Маленков, после того, как прозвучала его фамилия, набычил толстую шею и с покрасневшими от злости глазами, смотрел на Хрущёва как-то настороженно и вместе с тем в его глазах читался внутренний страх, что и заметил Сталин.
– Микита, смотри, Георгий тебя сейчас глазами съест! – воскликнул весело вождь. – Верно, я говорю, Георгий?
– Так точно, Товарищ Сталин! Никита за себя бы говорил: почему перед вами так вытягивается?
– Георгий, ты говорил бы по существу, – с обидой вырвалось у Хрущёва. – Товарищ Сталин ждёт прямого ответа, а ты на меня киваешь…
– А вот Лаврентий что-то загадочно молчит, – продолжал Сталин. – Мы дадим ему слово, а то его пенсне своим блеском мешает понять, о чём он у себя на уме думает? Давай, Лаврентий, мы тебя слушаем? Говорят, ты на съезде со всеми советовался, отпускать меня на отдых или нет? – Сталин при этом перевёл взгляд на Булганина, а с него на Хрущёва, а потом снова на Булганина и следом остановился на Берии.
– Не знаю, кто вам на меня так злобно наговаривает? Но я и Никита были против вашей отставки, как только вы всем это заявили…
– А Булганин бы рад, если бы я не прислушался к мнению съезда? Ты знаешь, почему я тебя снял с поста военного министра? – ткнул он в того пальцем?
– Никак нет! – быстро ответил тот, встав, глядя на вождя. Сейчас Сталин сменил благодушный вид на более суровый, став прежним, волевым, жёстким. Но всё равно он был уже не прежним, чувствовалось во всей его фигуре нечто стариковское и дряхлое…

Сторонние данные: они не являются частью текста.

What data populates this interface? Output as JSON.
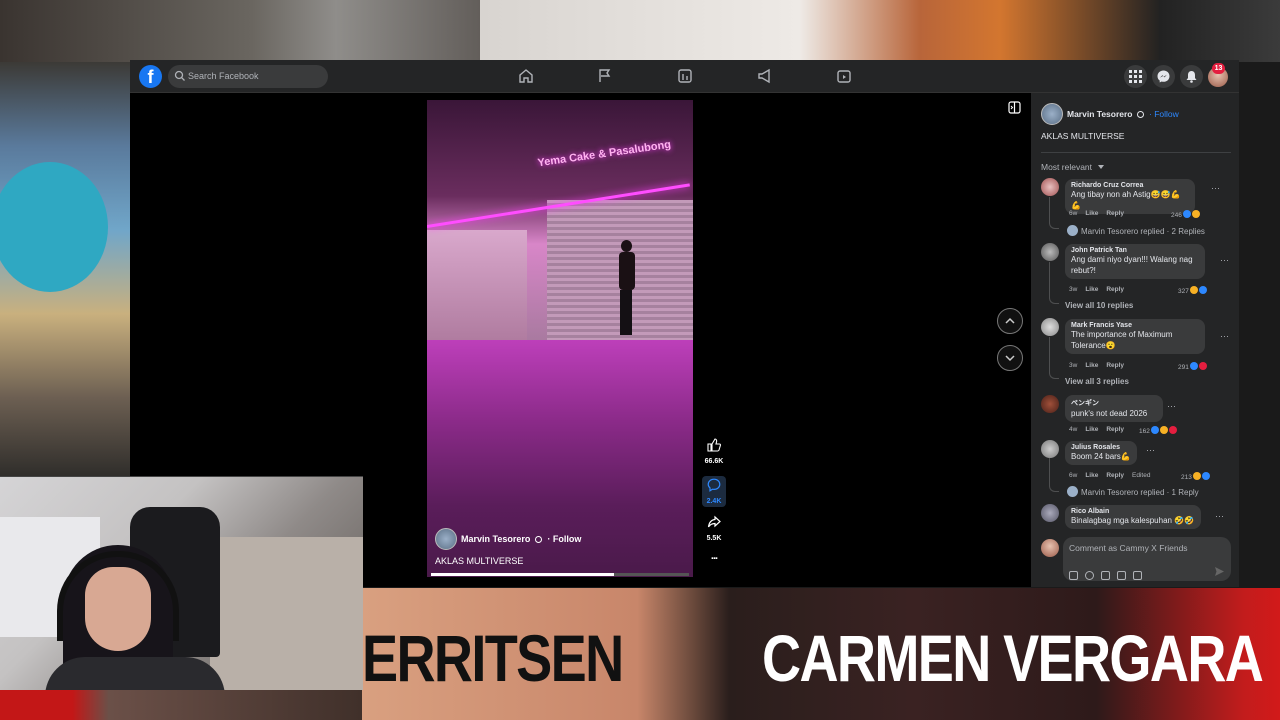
{
  "header": {
    "logo_letter": "f",
    "search_placeholder": "Search Facebook",
    "nav_icons": [
      "home-icon",
      "flag-icon",
      "marketplace-icon",
      "megaphone-icon",
      "gaming-icon"
    ],
    "right_icons": [
      "menu-grid-icon",
      "messenger-icon",
      "bell-icon"
    ],
    "notification_count": "13"
  },
  "video": {
    "author": "Marvin Tesorero",
    "follow": "· Follow",
    "caption": "AKLAS MULTIVERSE",
    "sign_text": "Yema Cake & Pasalubong",
    "progress": 0.71,
    "actions": {
      "likes": "66.6K",
      "comments": "2.4K",
      "shares": "5.5K",
      "more": "..."
    }
  },
  "panel": {
    "author": "Marvin Tesorero",
    "follow": "· Follow",
    "caption": "AKLAS MULTIVERSE",
    "sort_label": "Most relevant",
    "comments": [
      {
        "name": "Richardo Cruz Correa",
        "text": "Ang tibay non ah Astig😅😅💪💪",
        "time": "6w",
        "actions": [
          "Like",
          "Reply"
        ],
        "count": "246",
        "replies": "Marvin Tesorero replied · 2 Replies"
      },
      {
        "name": "John Patrick Tan",
        "text": "Ang dami niyo dyan!!! Walang nag rebut?!",
        "time": "3w",
        "actions": [
          "Like",
          "Reply"
        ],
        "count": "327",
        "view_all": "View all 10 replies"
      },
      {
        "name": "Mark Francis Yase",
        "text": "The importance of Maximum Tolerance😮",
        "time": "3w",
        "actions": [
          "Like",
          "Reply"
        ],
        "count": "291",
        "view_all": "View all 3 replies"
      },
      {
        "name": "ペンギン",
        "text": "punk's not dead 2026",
        "time": "4w",
        "actions": [
          "Like",
          "Reply"
        ],
        "count": "162"
      },
      {
        "name": "Julius Rosales",
        "text": "Boom 24 bars💪",
        "time": "6w",
        "actions": [
          "Like",
          "Reply",
          "Edited"
        ],
        "count": "213",
        "replies": "Marvin Tesorero replied · 1 Reply"
      },
      {
        "name": "Rico Albain",
        "text": "Binalagbag mga kalespuhan 🤣🤣"
      }
    ],
    "compose_placeholder": "Comment as Cammy X Friends"
  },
  "overlay": {
    "name_left": "ERRITSEN",
    "name_right": "CARMEN VERGARA"
  },
  "colors": {
    "fb_blue": "#1877f2",
    "link_blue": "#2d88ff",
    "panel_bg": "#242526",
    "bubble_bg": "#3a3b3c"
  }
}
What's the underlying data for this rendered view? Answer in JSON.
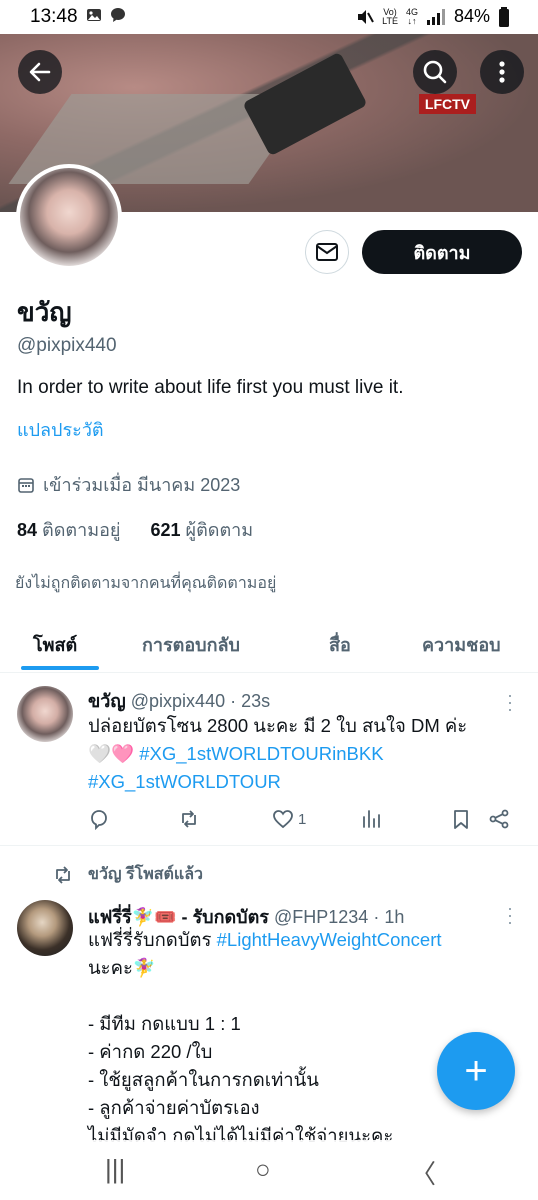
{
  "status_bar": {
    "time": "13:48",
    "network_top": "Vo)",
    "network_bottom": "LTE",
    "data_top": "4G",
    "data_bottom": "↓↑",
    "battery": "84%"
  },
  "banner": {
    "watermark": "LFCTV"
  },
  "profile": {
    "display_name": "ขวัญ",
    "handle": "@pixpix440",
    "bio": "In order to write about life first you must live it.",
    "translate_bio": "แปลประวัติ",
    "joined": "เข้าร่วมเมื่อ มีนาคม 2023",
    "following_count": "84",
    "following_label": "ติดตามอยู่",
    "followers_count": "621",
    "followers_label": "ผู้ติดตาม",
    "not_followed_note": "ยังไม่ถูกติดตามจากคนที่คุณติดตามอยู่",
    "follow_label": "ติดตาม"
  },
  "tabs": [
    {
      "label": "โพสต์",
      "active": true
    },
    {
      "label": "การตอบกลับ",
      "active": false
    },
    {
      "label": "สื่อ",
      "active": false
    },
    {
      "label": "ความชอบ",
      "active": false
    }
  ],
  "tweets": [
    {
      "author": "ขวัญ",
      "handle": "@pixpix440",
      "time": "· 23s",
      "text_line1": "ปล่อยบัตรโซน 2800 นะคะ มี 2 ใบ  สนใจ DM ค่ะ",
      "hearts": "🤍🩷",
      "hashtag1": "#XG_1stWORLDTOURinBKK",
      "hashtag2": "#XG_1stWORLDTOUR",
      "like_count": "1"
    },
    {
      "retweet_note": "ขวัญ รีโพสต์แล้ว",
      "author": "แฟรี่รี่🧚‍♀️🎟️ - รับกดบัตร",
      "handle": "@FHP1234",
      "time": "· 1h",
      "text_prefix": "แฟรี่รี่รับกดบัตร ",
      "hashtag": "#LightHeavyWeightConcert",
      "line2": "นะคะ🧚‍♀️",
      "line3": "- มีทีม กดแบบ 1 : 1",
      "line4": "- ค่ากด 220 /ใบ",
      "line5": "- ใช้ยูสลูกค้าในการกดเท่านั้น",
      "line6": "- ลูกค้าจ่ายค่าบัตรเอง",
      "line7": "ไม่มีมัดจำ กดไม่ได้ไม่มีค่าใช้จ่ายนะคะ"
    }
  ],
  "fab_symbol": "+",
  "nav": {
    "recents": "|||",
    "home": "○",
    "back": "〈"
  }
}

– А я не тебе только скажу: ты несамостоятельный, – Сталин приложил к своей голове два пальца. – Своей головой, оказывается, не умеешь думать. Ты встречался с Василевским, Жюковым, Кузнецовым? Для чего они с тобой встречались, мы уже знаем! Ты не военный, Берия хотел тебе в первые замы поставить. Но он хорошо пришёлся на своём месте. Ты выезжал в войска по рекомендации Жюкова и Василевского… Так что мы будем сами руководить армией! Ты хороший исполнитель, вот и… – Сталин посмотрел на Берия, который поглядывал на дверь.
– Что ты там увидел, Лаврентий?
– Ничего, товарищ Сталин. Мне должен начальник охраны принести досье на товарища Пономаренко…

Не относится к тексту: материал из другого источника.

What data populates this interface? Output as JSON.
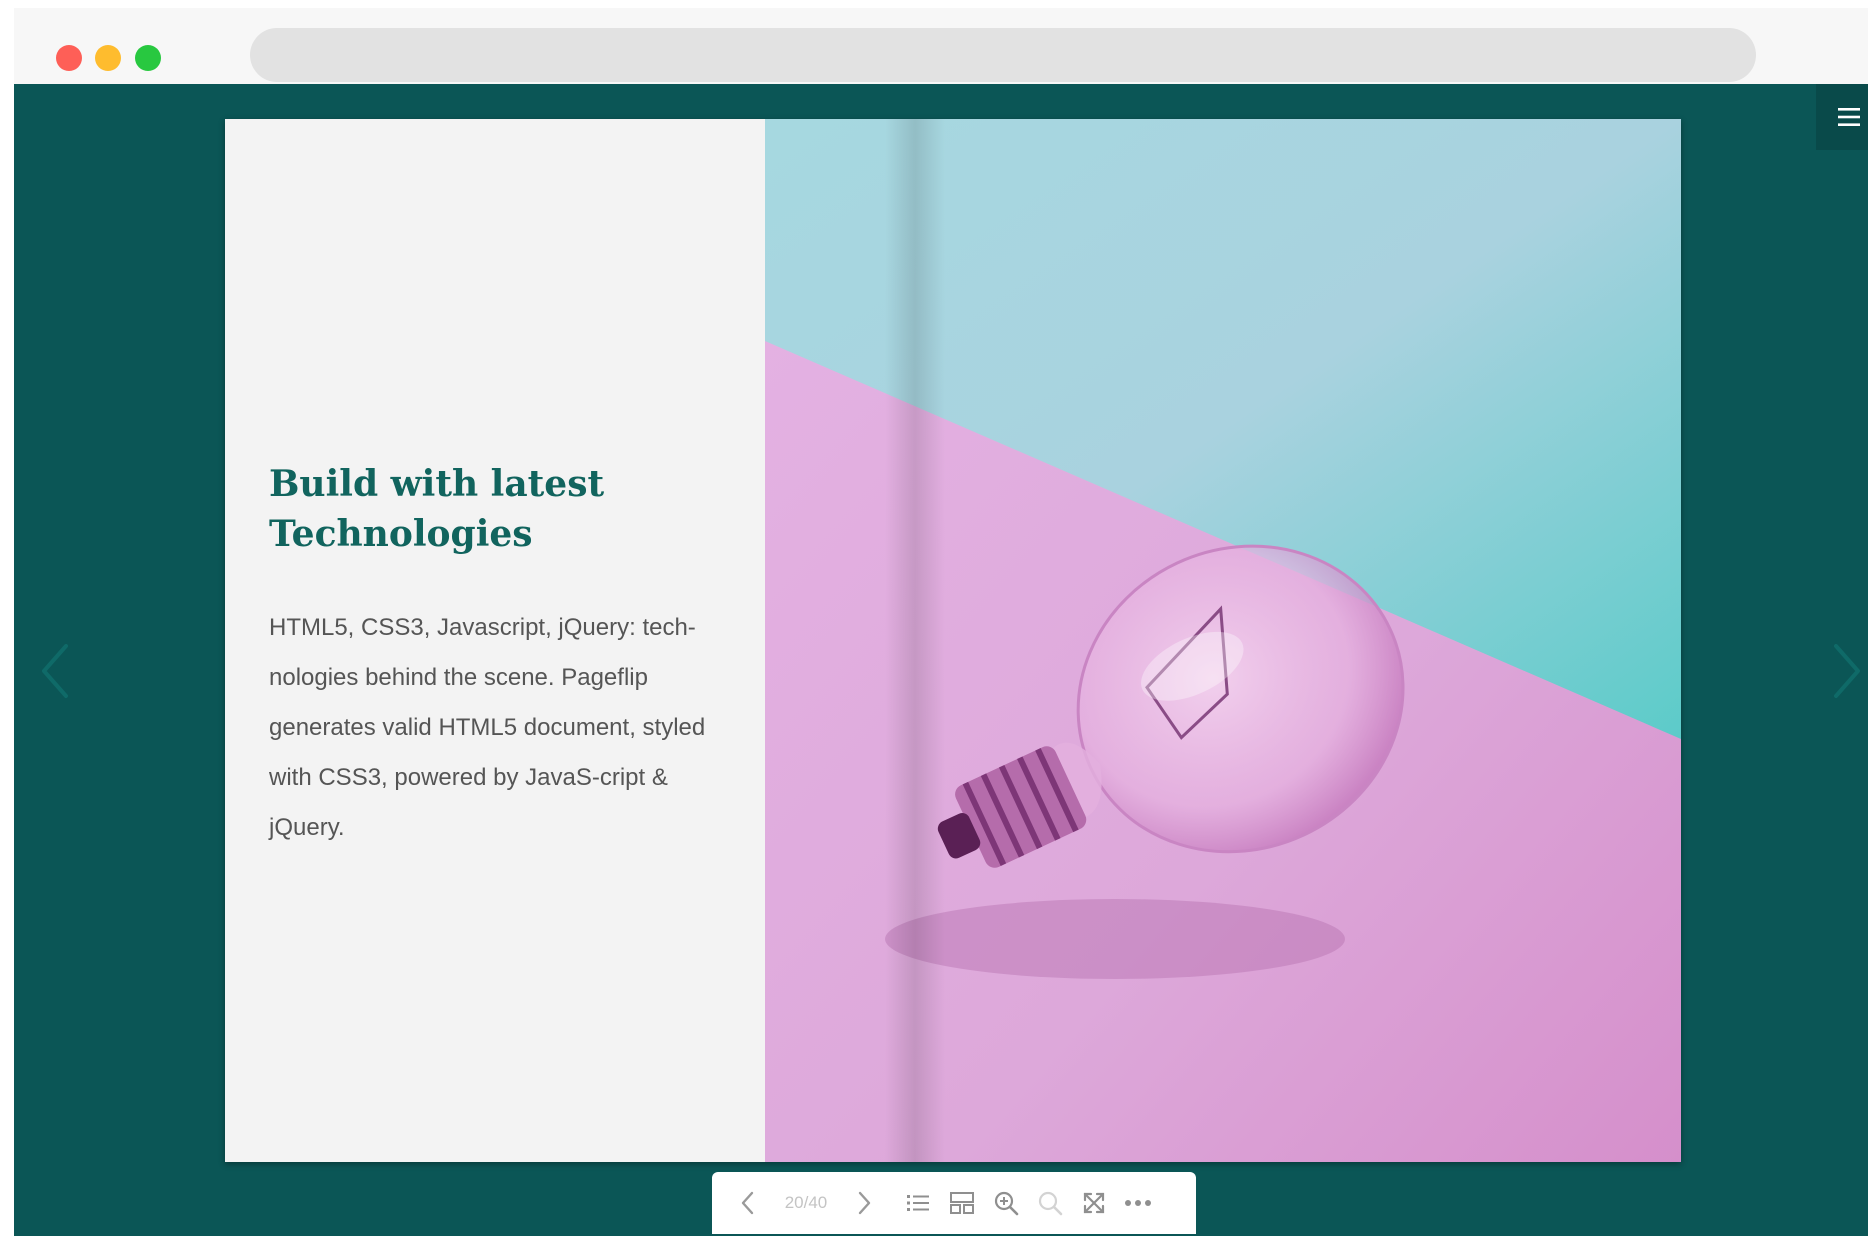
{
  "window": {
    "controls": [
      "close",
      "minimize",
      "maximize"
    ],
    "address_bar": ""
  },
  "viewer": {
    "background_color": "#0b5656",
    "menu_icon": "hamburger-menu-icon",
    "prev_page_icon": "chevron-left-icon",
    "next_page_icon": "chevron-right-icon"
  },
  "page": {
    "headline_line1": "Build with latest",
    "headline_line2": "Technologies",
    "body": "HTML5, CSS3, Javascript, jQuery: tech-nologies behind the scene. Pageflip generates valid HTML5 document, styled with CSS3, powered by JavaS-cript & jQuery.",
    "headline_color": "#11645e",
    "photo": "light-bulb-on-pink-and-teal-background"
  },
  "toolbar": {
    "page_counter": "20/40",
    "icons": [
      "chevron-left-icon",
      "chevron-right-icon",
      "list-icon",
      "thumbnails-icon",
      "zoom-in-icon",
      "zoom-out-icon",
      "fullscreen-icon",
      "more-icon"
    ]
  }
}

– А почему тебе, а не мне? – Сталин обвёл всех, медленно поворачивая голову и в его мускулах лица было заметно напряжение. Он не ожидал, что Берия имеет непосредственное отношение к его охране, несмотря на то что он продолжал курировать силовые ведомства, личная охрана касалась только его, Сталина. И он только сейчас подумал о том, что именно Берия проявил повышенное беспокойство по поводу поведения секретаря Поскрёбышева, и главного охранника Власика.

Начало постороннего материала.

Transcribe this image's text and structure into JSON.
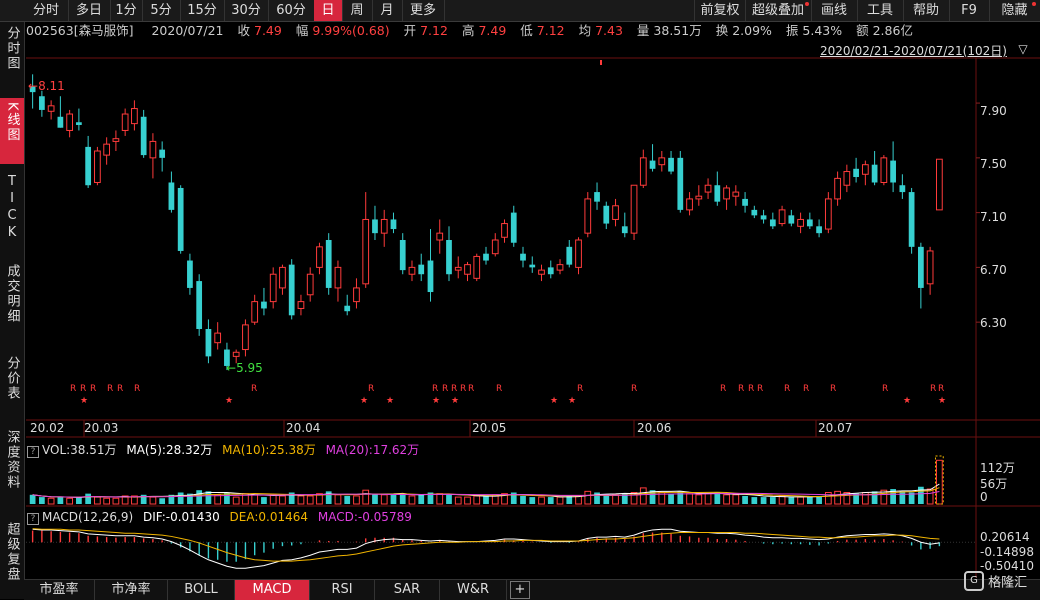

Берия всегда с такой неподдельной заботой докладывал о фактах исчезновения из канцелярии важных документов и больших растратах продуктов, точно это непосредственно касалось только его. И Сталин не мог не прислушаться к тому, как Берия с невероятной озабоченностью оберегал его репутацию, что за многолетнюю службу его верные подданные почувствовали себя наравне с ним вершителями чужих судеб. И не без того они заверяли все документы, которые оформлялись рукой Поскрёбышева на всех репрессированных и, заверяя, узнал то, как разнузданно, выйдя за рамки своих прямых служебных обязанностей, Поскрёбышев и Власик злоупотребили его доверием. И жену секретаря упёк от него подальше перед самой войной, а затем и расстрелял, и как было не упечь, если Бронислава Соломоновна была дальней родственницей Троцкого, с сыном которого она встречалась в Париже. Поскрёбышев несколько раз пытался вытащить жену. Но Сталин был неумолим, он вспомнил жену своего секретаря, когда Берия ему доложил об утечке секретной информации. Сначала он не поверил, а когда у Поскрёбышева дома нашлись пропавшие документы, он пришёл в бешенство. Александр Николаевич тотчас был обвинён в связях с сионизмом. Сталин тогда и водил его лицом по столешнице, приговаривая: «Чей ты выкормыш: мой или сионистов? Тебя они женили на своей, чтобы ты гадил у меня под носом? Теперь пропадай в застенках Лубянки, пропадай»! И брал за шиворот, сгибал в дугу и таскал, таскал по столу лицом.